Tablo 1: Ülke Bazında Marka Değeri

Ülke Marka Değeri (Milyar Dolar) %

Amerika 3.124,2 45,4

Çin 1.307,4 19,0

Japonya 418,8 6,1

Almanya 401,0 5,8

Fransa 312,2 4,5

İngiltere 227,8 3,3

Diğer 1.087,4 15,8

Toplam 6.878,1 100,00

Kaynak: Brand Finance, 2019:11

Ekonomik güç ve marka ilişkisini daha iyi anlayabilmek için her yıl belli kıstaslar çerçevesinde, dünyanın en büyük markalarını araştıran Brand Finance Ocak 2019 raporuna bakmak gerekmektedir (Brand Finance, 2019). Dünyanın en büyük on ekonomisi içinde yer alan Amerika’nın (Güngüneş, 2008:36) dünyanın en değerli 100

markası listesine 47 marka ile girdiği, hatta ilk on içerisinde 7 marka bulundurduğu görülmektedir. Yine Tablo 1’de yer alan ülke bazında marka değeri karşılaştırmasına bakıldığında % 45,40’lık payıyla Amerika’nın ilk sırada geldiği görülmektedir.

Çalışkanlığıyla bilinen Çin, kalitesi ile tanınan Almanya ve teknolojisi ile bilinen Japonya’nın da bu listede olması tesadüf değildir.
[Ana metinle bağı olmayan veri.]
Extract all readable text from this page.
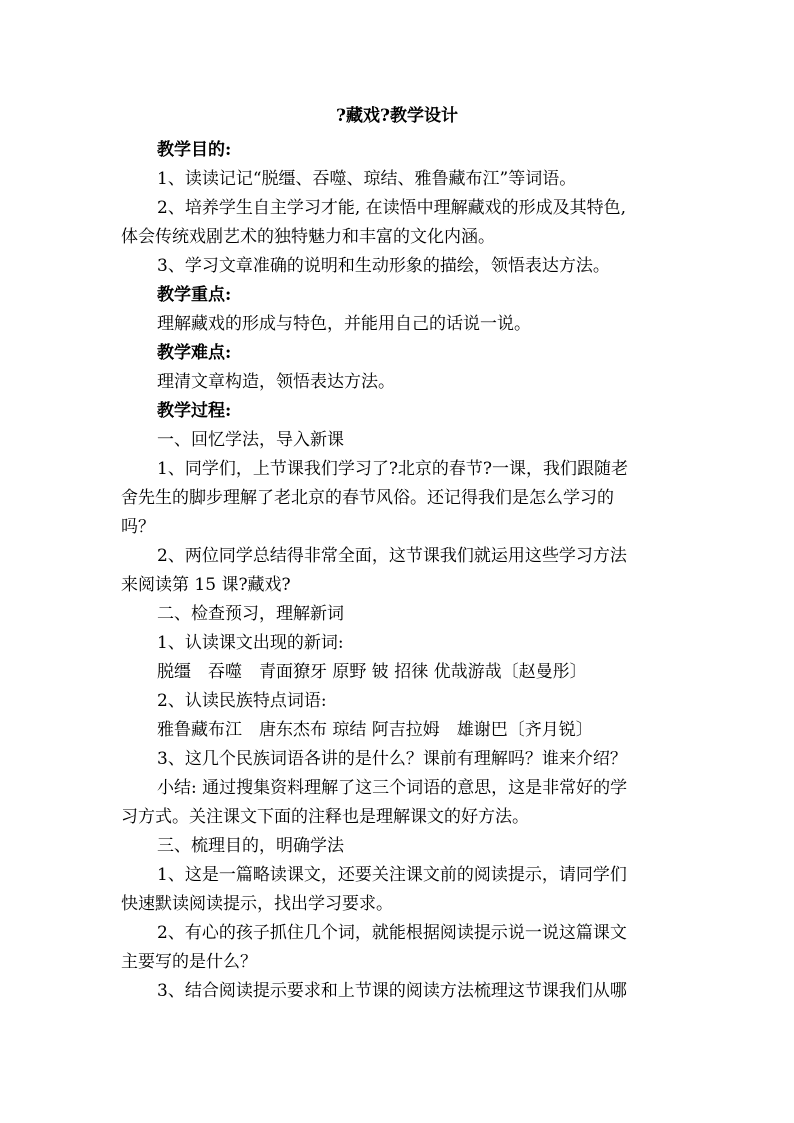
?藏戏?教学设计
教学目的:
1、读读记记“脱缰、吞噬、琼结、雅鲁藏布江”等词语。
2、培养学生自主学习才能, 在读悟中理解藏戏的形成及其特色,
体会传统戏剧艺术的独特魅力和丰富的文化内涵。
3、学习文章准确的说明和生动形象的描绘，领悟表达方法。
教学重点:
理解藏戏的形成与特色，并能用自己的话说一说。
教学难点:
理清文章构造，领悟表达方法。
教学过程:
一、回忆学法，导入新课
1、同学们，上节课我们学习了?北京的春节?一课，我们跟随老
舍先生的脚步理解了老北京的春节风俗。还记得我们是怎么学习的
吗？
2、两位同学总结得非常全面，这节课我们就运用这些学习方法
来阅读第 15 课?藏戏?
二、检查预习，理解新词
1、认读课文出现的新词:
脱缰　吞噬　青面獠牙 原野 铍 招徕 优哉游哉〔赵曼彤〕
2、认读民族特点词语:
雅鲁藏布江　唐东杰布 琼结 阿吉拉姆　雄谢巴〔齐月锐〕
3、这几个民族词语各讲的是什么？课前有理解吗？谁来介绍？
小结: 通过搜集资料理解了这三个词语的意思，这是非常好的学
习方式。关注课文下面的注释也是理解课文的好方法。
三、梳理目的，明确学法
1、这是一篇略读课文，还要关注课文前的阅读提示，请同学们
快速默读阅读提示，找出学习要求。
2、有心的孩子抓住几个词，就能根据阅读提示说一说这篇课文
主要写的是什么？
3、结合阅读提示要求和上节课的阅读方法梳理这节课我们从哪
Markaların küresel ekonomi içinde elçiler gibi hareket ederek yeni pazarlara ulaşmayı sağladığı ve dolayısıyla küresel rekabeti şekillendirdiği bilinmektedir. Ülkeler açık sistemler olarak çevresel faktörlerden etkilenirler. Küresel çerçevede yaşanan krizler ülkelerin ekonomilerini doğrudan etkilediği için günümüzde tek bir pazara bağlı kalmak büyük risk oluşturmaktadır. Farklı ülkelerin pazarlarına girmek, ihracat yapmak işletmelerin ve markaların varlığını sürdürmelerinde yardımcı olur. Bu nedenle işletmeler tarafından üretilen kaliteli markalar ülkelerin ihracatını doğrudan etkilemektedir (Ar, 2007:28-32). İhracat gelirleri artan bir ülkede üretim artıyor demektir. Artan üretim, maliyetlerin düşmesi anlamına gelecektir. Düşen maliyetler iç piyasaya da yansıyacak ve iç müşterilerin alım gücünü doğrudan etkileyecektir. Artan alım gücü talebi arttıracak, artan talep üretimi arttıracak ve ekonomik refah sağlanabilir olacaktır.

Güçlü bir ülke markası, ihracatı artırmaya, turizmi, yatırımı ve göç etmeyi sağlar. Ülke markalaşması, bir ülkenin sürdürülebilir kalkınmasının önemli bir parçası olarak ele alınabilir.